A kidney from a Jewish man killed by Arab rioters amid major unrest in mixed Jewish-Arab cities has been donated to an Arab woman at Jerusalem’s Hadassah Medical Center.
Randa Aweis, 58, urgently needed a new kidney, and 56-year-old Yigal Yehoshua, who died on Monday a week after being pelted with rocks in Lod, was registered as a donor.
Aweis, a Christian woman from Jerusalem, is making a successful recovery after her transplant, and has now spoken to the donor’s wife to thank her. “We are like family now,” she said, lauding the “noble deed.”
Her daughter Niveen told The Times of Israel on Thursday that she is making a good recovery and looking forward to an easier life now that she has received the transplant.
“We are so grateful to the Yehoshua family,” she said. “We feel, all at once, joy over mom’s transplant, and pain at their tragedy that brought it about.”

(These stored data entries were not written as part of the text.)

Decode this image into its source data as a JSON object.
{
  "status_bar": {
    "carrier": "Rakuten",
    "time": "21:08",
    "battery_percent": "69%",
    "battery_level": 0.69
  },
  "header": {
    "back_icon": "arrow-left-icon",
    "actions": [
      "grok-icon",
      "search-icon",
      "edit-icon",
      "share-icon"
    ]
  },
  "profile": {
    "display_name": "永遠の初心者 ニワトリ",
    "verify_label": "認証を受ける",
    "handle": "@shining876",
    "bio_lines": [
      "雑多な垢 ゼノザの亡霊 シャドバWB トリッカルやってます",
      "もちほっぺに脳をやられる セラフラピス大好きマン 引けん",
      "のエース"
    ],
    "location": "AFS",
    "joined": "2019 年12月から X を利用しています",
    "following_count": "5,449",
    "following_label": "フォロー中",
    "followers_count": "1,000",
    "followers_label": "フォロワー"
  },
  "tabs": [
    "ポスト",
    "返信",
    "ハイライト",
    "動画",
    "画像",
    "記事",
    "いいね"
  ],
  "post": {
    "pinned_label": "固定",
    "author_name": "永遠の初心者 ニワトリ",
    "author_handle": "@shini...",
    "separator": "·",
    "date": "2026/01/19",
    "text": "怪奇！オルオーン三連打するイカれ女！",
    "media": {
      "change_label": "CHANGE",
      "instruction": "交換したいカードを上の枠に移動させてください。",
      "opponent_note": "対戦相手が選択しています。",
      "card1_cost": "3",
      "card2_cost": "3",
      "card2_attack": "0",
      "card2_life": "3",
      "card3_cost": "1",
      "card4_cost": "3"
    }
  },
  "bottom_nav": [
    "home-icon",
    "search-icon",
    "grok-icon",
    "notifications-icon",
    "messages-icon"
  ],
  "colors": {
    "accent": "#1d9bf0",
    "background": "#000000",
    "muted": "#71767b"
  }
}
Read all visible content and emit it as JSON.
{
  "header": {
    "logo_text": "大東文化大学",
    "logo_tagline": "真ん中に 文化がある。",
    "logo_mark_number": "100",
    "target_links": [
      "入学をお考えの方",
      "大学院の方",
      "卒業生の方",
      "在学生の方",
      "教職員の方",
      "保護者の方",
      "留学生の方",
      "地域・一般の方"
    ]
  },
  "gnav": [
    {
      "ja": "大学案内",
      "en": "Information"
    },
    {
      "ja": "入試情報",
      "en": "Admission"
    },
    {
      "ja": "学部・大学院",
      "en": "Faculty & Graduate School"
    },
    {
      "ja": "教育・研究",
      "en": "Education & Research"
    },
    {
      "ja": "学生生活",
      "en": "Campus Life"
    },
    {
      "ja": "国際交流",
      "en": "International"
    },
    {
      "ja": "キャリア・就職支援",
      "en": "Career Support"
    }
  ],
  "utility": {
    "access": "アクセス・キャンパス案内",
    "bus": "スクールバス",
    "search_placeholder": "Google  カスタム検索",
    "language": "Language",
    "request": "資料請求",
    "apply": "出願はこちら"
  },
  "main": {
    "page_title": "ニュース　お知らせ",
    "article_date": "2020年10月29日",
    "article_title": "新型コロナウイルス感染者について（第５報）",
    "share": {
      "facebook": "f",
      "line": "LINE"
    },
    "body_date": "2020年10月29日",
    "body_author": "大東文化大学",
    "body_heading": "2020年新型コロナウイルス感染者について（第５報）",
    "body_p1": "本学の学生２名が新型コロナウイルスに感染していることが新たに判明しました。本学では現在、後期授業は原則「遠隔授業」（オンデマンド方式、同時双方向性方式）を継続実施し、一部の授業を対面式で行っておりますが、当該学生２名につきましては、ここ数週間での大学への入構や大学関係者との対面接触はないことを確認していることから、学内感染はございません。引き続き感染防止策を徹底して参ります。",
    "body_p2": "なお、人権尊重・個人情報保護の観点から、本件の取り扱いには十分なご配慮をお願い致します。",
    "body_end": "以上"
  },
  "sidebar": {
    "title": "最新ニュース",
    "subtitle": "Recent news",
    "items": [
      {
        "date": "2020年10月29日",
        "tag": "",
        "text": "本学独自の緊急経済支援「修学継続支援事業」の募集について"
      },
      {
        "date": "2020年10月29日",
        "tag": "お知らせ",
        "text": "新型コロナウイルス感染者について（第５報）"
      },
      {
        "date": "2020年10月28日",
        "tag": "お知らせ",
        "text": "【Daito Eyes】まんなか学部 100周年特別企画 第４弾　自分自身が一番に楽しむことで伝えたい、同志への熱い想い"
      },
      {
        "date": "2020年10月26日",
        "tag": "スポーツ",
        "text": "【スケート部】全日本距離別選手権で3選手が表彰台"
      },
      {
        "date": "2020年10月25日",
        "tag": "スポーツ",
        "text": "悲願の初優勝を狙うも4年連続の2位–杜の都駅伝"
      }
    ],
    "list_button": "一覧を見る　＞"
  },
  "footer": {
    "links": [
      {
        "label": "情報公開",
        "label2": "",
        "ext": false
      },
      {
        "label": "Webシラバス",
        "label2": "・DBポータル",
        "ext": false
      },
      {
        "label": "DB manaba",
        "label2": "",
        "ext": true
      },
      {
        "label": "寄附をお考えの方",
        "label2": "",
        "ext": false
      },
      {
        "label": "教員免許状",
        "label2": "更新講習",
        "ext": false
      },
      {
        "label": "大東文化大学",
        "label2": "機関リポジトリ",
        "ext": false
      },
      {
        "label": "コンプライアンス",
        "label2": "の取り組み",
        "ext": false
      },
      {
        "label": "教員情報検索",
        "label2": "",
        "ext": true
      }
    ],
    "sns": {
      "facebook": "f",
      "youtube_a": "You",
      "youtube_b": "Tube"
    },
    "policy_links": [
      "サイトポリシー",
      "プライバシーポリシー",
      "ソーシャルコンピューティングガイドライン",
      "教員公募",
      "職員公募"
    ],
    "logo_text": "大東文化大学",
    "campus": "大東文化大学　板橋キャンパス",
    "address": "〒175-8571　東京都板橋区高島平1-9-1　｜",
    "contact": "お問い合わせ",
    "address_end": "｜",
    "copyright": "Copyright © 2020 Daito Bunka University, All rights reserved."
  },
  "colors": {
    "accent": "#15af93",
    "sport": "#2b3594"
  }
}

She urged people to take a simple message from the story of the transplant.
“There is no such thing as Arabs and Jews,” she said. “Rather, we’re just people, and we need to live together.”
Her family now hopes to meet the Yehoshua family.
Aweis told Channel 12 news that she thought it was a prank when she received a call, after years of waiting, saying she had a new kidney ready for transplant.
“This Jewish kidney has now become a part of me,” she said, offering condolences to Yehoshua’s family and declaring that she wants “peace between Jews and Arabs.”
On Thursday, Dr. Abed Halaila, head of the transplant department at Hadassah, visited Aweis and called the story of her new organ a symbol of hope.
He said: “We have just seen a woman receive a new organ, and a new lease of life, and I want to say a big thank you to the donor’s family.” He added: “I hope there will be peace and tranquility for all of us, and lots of good health.”
Yehoshua’s other kidney has gone to a Jewish man, Itzik Hodera, 67, and his liver has gone to a Jewish 22-year-old.
Yehoshua was buried on Tuesday in a large funeral where his family spoke of his belief in coexistence and of his decision to donate organs.
Efi Yehoshua told mourners that his brother Yigal would have been pained by the ongoing scenes of unrest in Jewish-Arab cities.
“You believed in coexistence,” he said, addressing his late brother. “You said, ‘It will not happen to me.’ You thought that everything would be fine.
“You have paid with your life — and given life to other people thanks to the donation of your organs,” he said.